For the long-distance transportation segments covered in SVENG, individual linear regression models were built for each country, for national and international road transport, all different shipping segments and aviation. These correlate outgoing transportation work from Eurostat48,49,50,51,52 with gross domestic product based on purchasing power parity (GDPPPP) from the World Bank53,54. A growth factor for transportation work in each country and segment is determined by applying this model to a value for projected GDPPPP in 2050 under the shared socioeconomic pathway scenario 2 (SSP 2), modeled by IIASA55. Further details on the linear regression modes are given in Supplementary Note 4 (with descriptions of some exceptions). Car and bus transport, considered in bulk when calculating liquid fuel demand, is projected onto 2050 using the same methodology on total values for all Europe. For transportation work growth and its influence on electricity demand for cars and buses, see ref. 21.
Direct electricity for battery electric vehicles and electricity for hydrogen production, was allocated to the geographical location of charging points and hydrogen refuelling stations, respectively. Electricity for hydrogen production for further conversion into e-fuels is modelled according to geographic points for European refineries and fuel production is considered to be distributed to fuel production sites according to EU-ETS reported emissions as described in Supplementary Note 2. Production of e-ammonia is distributed onto current ammonia plants around Europe, according to current ammonia production, listed with references in Supplementary Data.

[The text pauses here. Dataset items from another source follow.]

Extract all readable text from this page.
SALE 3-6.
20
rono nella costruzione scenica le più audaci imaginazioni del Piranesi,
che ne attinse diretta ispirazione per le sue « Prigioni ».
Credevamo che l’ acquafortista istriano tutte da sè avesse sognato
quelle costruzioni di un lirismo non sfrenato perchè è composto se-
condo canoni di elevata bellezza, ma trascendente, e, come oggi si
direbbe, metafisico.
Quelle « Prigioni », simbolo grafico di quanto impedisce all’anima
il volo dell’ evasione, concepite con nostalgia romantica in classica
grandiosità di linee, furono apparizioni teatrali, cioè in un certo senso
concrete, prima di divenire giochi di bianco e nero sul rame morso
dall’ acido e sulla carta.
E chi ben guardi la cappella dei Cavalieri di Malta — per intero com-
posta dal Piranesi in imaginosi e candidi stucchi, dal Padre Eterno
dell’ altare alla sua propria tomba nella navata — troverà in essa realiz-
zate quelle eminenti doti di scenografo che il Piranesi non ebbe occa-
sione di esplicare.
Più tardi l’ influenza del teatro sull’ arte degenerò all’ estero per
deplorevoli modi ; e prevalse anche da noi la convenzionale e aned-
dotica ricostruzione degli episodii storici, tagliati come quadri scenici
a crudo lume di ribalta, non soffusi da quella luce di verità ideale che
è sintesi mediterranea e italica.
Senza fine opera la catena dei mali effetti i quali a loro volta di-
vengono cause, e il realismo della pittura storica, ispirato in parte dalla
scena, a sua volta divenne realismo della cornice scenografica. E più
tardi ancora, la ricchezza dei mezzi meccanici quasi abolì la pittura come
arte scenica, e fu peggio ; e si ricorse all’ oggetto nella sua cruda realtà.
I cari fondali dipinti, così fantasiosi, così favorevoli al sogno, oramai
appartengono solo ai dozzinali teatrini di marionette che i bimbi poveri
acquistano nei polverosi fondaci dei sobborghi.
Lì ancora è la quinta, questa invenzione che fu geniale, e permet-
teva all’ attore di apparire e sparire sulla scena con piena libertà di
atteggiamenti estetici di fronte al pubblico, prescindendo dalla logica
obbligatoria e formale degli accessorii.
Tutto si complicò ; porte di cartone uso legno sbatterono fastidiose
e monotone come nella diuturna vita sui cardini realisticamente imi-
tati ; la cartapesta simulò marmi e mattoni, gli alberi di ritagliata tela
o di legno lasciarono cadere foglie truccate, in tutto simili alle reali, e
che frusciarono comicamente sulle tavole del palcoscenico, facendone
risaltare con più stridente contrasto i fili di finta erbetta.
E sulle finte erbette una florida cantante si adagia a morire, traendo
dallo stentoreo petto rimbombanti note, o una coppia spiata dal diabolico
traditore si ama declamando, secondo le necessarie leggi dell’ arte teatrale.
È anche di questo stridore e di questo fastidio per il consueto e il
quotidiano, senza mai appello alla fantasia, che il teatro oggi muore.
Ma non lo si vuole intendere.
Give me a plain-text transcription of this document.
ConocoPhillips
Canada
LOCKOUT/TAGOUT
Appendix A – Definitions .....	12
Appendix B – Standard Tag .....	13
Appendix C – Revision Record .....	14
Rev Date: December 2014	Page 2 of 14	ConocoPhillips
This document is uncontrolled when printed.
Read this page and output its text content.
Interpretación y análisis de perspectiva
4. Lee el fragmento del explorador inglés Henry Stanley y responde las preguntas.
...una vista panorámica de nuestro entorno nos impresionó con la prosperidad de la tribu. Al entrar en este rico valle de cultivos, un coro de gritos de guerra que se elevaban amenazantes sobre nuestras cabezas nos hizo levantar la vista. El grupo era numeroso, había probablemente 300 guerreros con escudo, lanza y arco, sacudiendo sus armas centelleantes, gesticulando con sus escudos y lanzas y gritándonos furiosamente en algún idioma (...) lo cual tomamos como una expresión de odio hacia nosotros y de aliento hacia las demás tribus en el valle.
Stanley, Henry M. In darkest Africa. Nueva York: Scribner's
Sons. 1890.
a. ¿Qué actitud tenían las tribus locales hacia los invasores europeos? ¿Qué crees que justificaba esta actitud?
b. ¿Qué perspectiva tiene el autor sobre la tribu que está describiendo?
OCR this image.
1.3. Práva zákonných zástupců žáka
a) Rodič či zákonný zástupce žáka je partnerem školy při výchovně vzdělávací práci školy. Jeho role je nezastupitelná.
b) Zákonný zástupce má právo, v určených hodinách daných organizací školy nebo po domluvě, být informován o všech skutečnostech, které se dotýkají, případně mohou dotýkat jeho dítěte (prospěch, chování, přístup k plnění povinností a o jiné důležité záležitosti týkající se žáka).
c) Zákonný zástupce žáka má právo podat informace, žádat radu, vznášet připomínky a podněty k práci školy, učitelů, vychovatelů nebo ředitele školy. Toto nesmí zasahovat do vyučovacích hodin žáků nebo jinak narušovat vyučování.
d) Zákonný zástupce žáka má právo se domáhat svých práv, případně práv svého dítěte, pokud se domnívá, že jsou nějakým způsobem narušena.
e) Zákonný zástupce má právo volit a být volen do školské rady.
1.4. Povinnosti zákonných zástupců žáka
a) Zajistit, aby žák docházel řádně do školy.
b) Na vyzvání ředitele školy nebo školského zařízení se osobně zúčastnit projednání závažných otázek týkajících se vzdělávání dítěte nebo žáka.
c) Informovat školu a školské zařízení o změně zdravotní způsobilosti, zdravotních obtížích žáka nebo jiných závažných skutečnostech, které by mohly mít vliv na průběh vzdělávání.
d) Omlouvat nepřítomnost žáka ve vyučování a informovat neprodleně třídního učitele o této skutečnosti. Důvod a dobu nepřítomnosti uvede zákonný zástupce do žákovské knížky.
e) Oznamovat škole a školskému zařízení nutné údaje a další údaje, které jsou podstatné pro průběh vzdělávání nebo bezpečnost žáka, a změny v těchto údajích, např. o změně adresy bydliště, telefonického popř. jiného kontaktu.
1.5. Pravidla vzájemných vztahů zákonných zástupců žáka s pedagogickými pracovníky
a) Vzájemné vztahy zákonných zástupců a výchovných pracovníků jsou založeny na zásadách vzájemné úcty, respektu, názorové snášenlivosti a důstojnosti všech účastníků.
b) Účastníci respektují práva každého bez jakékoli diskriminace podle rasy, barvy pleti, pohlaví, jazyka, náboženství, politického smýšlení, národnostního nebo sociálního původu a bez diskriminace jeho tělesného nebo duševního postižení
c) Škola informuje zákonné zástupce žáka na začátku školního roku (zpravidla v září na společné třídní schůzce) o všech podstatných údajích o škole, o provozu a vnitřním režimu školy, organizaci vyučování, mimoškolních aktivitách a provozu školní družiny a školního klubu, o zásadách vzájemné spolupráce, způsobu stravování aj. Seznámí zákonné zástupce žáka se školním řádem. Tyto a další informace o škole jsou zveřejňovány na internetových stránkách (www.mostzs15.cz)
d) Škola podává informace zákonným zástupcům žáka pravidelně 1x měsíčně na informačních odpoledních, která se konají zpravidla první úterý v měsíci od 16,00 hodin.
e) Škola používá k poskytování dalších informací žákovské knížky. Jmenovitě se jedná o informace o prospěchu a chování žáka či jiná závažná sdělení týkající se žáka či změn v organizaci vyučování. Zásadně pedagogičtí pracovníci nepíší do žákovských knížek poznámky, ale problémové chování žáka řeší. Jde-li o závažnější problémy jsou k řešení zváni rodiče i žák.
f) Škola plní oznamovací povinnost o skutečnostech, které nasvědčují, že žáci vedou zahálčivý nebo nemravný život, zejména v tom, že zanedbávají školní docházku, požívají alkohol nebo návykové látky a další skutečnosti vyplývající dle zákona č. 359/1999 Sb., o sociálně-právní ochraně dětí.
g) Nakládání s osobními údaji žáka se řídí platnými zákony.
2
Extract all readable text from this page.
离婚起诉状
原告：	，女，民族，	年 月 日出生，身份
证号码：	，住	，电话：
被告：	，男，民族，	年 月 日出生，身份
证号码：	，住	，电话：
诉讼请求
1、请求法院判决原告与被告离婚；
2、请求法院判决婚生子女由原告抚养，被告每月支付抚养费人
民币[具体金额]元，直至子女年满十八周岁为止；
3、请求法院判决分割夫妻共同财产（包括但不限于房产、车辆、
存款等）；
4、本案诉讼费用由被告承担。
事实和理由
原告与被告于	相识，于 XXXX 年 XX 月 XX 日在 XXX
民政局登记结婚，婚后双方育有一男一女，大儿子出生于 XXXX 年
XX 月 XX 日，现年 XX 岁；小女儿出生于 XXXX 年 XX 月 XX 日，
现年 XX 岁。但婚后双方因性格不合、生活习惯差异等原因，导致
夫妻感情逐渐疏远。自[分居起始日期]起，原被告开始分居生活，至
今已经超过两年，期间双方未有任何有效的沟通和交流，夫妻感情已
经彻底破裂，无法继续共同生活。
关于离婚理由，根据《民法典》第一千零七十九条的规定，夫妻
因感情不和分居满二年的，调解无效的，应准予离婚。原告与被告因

Road energy demand is allocated for electricity and direct hydrogen to truck stop locations from ref. 56, using the SVENG model as described in ref. 20. The SVENG model has for this work also been adapted to model geospatial charging distribution for long-haul trucks using electric drivetrains, in addition to hydrogen refuelling that is modelled in ref. 20. In addition, we have added local and shorter-distance regional freight. Road passenger transportation (cars and buses) has also been added, calculated in bulk for all Europe. These additions to the SVENG model are explained further in Supplementary Note 4.
Shipping energy demand is calculated individually for all ship routes starting in Europe. Electricity demand and hydrogen demand, for the entire route, is allocated back to the starting port. We used reported data from EU MRV57 to calculate energy use per unit of transportation work (tkm) for the different considered shipping segments. The resulting values are given in Supplementary Tables 6 and 7.
Aviation energy demand is also calculated individually for each aviation route starting in Europe, multiplied by the modelled annual number of aircraft. Again, electricity and hydrogen demand, for the entire route, is allocated back to the starting airport. Energy uses for aircraft in the different segments have been provided in discussion with industry experts. These are described in Supplementary Table 10.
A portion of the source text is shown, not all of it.